#ECFS2018 – Disparities in CF Care Across Europe Focus of ECFS Meeting in Belgrade
A baby born with cystic fibrosis (CF) in Germany today is likely to live to be 40 or 50, while another born in the Ukraine will probably die before the age of 18.
That’s the appraisal of Hilde De Keyser, coordinator of Cystic Fibrosis Europe — a Brussels-based federation that comprises 39 national CF organizations. She, along with 2,300 other CF researchers, caregivers and patient advocates, will be at next month’s 41st European Cystic Fibrosis Conference (ECFS) in Belgrade, Serbia.
“Within Europe, CF treatment is very different from country to country,” said De Keyser, a Belgian sociologist who has worked extensively with disabled patients. “Many countries in Europe lack access to know-how and expertise. Other countries have neonatal screening and diagnosis, but no proper medical care.”
De Keyser spoke to Cystic Fibrosis News Today on the sidelines of last week’s 9th European Conference on Rare Diseases & Orphan Products in Vienna.
The Belgrade conference is organized by the European CF Society, which is headquartered in Denmark. It includes two plenary sessions, 30 symposia, 24 workshops, six meet-the-experts sessions, and more than 30 exhibitors.
“We represent patients who have good care and regular follow-up, and good knowledge about their diseases, but also those who don’t dare to tell friends and co-workers that their child has CF,” De Keyser said. “It’s a cultural thing; they’re afraid of people’s reactions.”
More than 42,000 people in 34 European nations have CF, with uneven access to the most basic CF care and therapies found both across and within borders. A 2008 study, “The prevalence of cystic fibrosis in the European Union,” showed a mean 0.737 cases per 10,000 people throughout the EU, which is only slightly less than the U.S. mean of 0.797 per 10,000.
According to the University of Wisconsin study, Ireland had the continent’s highest CF prevalence, at 2.98 per 10,000 inhabitants.
In the U.K., the proportion of CF patients ages 16 and older recently surpassed 60 percent for the first time, with average life expectancy now at 47.
“Yet in many European countries, especially those with low health budgets, people with cystic fibrosis struggle to get even basic treatments such as medicines, nebulizers, physiotherapy, and nutritional and psychological counseling,” De Keyser said. “We are convinced there’s a lot of under-diagnosis of CF in Eastern Europe. We suspect there are patients who die before they’re properly diagnosed, but you can’t prove that.”
Poverty, war complicate life for Ukrainian patients
One such country is Ukraine, where Larysa Voloshyna is president of the national Cystic Fibrosis Association.
She says 817 people are known to have CF out of a population of around 43 million, but that many patients haven’t been diagnosed — partly because the country’s economy is in tatters, and partly because of an ongoing Russian-backed separatist conflict in eastern Ukraine.
“We don’t have enough doctors or clinics for diagnosis.
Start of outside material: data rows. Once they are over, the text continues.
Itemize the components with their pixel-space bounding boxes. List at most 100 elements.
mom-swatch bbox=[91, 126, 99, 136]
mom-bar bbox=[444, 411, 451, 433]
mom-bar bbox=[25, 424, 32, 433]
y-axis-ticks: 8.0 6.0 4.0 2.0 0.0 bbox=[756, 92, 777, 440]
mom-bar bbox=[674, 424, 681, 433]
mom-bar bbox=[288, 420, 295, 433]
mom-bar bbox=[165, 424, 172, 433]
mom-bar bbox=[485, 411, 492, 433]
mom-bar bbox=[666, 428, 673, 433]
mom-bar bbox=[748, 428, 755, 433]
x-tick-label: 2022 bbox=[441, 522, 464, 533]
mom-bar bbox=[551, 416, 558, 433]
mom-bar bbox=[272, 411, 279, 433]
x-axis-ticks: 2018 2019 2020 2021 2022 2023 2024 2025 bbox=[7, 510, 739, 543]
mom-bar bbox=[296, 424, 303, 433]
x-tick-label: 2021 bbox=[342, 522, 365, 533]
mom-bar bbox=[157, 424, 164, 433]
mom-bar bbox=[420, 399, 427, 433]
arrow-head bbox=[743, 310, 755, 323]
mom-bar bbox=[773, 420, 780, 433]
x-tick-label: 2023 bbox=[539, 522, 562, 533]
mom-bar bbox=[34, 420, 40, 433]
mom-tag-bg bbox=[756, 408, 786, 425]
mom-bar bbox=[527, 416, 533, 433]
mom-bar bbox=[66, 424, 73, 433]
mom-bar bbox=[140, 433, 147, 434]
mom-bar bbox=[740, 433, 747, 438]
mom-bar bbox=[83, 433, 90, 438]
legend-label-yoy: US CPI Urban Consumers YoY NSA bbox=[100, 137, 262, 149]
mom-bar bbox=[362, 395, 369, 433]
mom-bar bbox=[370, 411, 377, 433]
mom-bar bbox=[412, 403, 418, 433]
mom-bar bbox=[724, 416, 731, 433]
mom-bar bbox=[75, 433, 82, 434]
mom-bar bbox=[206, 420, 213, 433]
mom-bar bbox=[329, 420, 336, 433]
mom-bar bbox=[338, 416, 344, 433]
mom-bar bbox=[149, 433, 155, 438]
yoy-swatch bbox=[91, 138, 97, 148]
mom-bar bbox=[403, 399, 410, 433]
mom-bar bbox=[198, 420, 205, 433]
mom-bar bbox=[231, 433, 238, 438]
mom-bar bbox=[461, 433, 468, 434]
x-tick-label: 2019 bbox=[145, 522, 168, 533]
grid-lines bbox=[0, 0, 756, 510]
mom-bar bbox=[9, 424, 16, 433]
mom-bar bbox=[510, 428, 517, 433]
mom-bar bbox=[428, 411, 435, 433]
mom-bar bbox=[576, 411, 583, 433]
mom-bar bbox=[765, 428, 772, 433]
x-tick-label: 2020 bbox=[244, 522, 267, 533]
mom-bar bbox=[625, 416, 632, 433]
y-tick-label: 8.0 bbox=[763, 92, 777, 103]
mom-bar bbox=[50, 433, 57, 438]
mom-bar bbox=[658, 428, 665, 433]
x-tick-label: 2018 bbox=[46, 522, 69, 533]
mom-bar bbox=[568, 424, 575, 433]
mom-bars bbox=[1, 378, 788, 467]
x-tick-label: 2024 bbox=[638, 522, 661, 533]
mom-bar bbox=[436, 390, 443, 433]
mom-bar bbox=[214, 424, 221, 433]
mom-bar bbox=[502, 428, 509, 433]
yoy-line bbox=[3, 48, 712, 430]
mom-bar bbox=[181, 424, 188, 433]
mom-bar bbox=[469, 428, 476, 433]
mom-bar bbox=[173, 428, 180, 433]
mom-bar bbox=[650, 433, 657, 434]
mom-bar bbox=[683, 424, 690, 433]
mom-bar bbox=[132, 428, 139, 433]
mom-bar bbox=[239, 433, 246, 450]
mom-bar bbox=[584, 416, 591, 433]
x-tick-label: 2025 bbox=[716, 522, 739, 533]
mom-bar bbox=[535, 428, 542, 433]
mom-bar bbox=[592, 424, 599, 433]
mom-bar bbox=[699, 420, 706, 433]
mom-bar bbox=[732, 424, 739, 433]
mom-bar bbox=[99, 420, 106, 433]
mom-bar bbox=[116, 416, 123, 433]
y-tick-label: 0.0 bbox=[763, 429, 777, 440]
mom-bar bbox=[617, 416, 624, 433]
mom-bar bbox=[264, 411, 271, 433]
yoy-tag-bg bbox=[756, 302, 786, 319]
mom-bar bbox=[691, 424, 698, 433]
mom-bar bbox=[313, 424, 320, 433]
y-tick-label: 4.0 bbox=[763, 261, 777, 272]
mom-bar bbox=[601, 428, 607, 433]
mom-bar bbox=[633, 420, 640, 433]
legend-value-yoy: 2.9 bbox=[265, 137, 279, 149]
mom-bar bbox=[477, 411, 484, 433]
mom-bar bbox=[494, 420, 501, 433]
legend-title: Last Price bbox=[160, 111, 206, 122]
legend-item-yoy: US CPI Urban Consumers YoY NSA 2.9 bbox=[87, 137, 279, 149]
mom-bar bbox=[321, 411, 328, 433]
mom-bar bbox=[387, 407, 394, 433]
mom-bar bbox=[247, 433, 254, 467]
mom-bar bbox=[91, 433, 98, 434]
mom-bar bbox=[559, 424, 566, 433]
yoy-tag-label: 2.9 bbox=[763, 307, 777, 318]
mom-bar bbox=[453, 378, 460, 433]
There aren’t enough clinicians to treat CF, and not enough money in the budget, and the government doesn’t recognize any patient registry,” said Voloshyna, speaking through an interpreter. “In the past 25 years, we’ve had 25 ministers of health. This does not contribute to stability in healthcare.”
The Ukrainian government introduced anti-corruption legislation in January 2018 that governs procurement by the country’s 24 oblasts, or regions. But in effect, she said, the law has blocked CF patients from receiving medicines at the regional level. And the state budget covers only three CF medicines: Pulmozyme (dornase alfa), Creon (pancrelipase) and colomycin, an antibiotic.
She is also looking to see how the World Health Organization’s “Essential Medicines List” (EML) as been adopted across Europe to compare to the Ukraine experience and “how it affects CF patients in individual countries,” she said. “We want to go to Serbia and understand what kind of experience they have in resolving similar issues.”
Host nation also struggles in treating patients
Danijela Pesic is vice-president of Serbia’s National Organization for Rare Diseases (NORBS); she’s also president of her country’s national pulmonary hypertension association.
She welcomes the spotlight on Serbia — one of six republics of the former Yugoslavia — that hosting this year’s European CF gathering brings.
“All of Eastern Europe is generally worse off than average when it comes to CF, so it’s good that we’re having this conference in Belgrade,” Pesic said. “Our social security systems are at a very low level. In the future, maybe we can become like the rest of Europe, but now we’re like Africa.”
For years, the country of seven million endured international sanctions following the Balkan wars of the 1990s. “That was bad for the country’s economic development, so today we’re on the bottom of everything,” Pesic said, adding that Serbs with CF and other rare diseases have it especially rough.
“There are no medicines for rare diseases, and it’s difficult for the doctors, too. They have knowledge, but they don’t have the medicines to help their patients,” she said. “We’re doing everything we can to change things for rare diseases. Our Ministry of Health recognizes that and wants to help us.”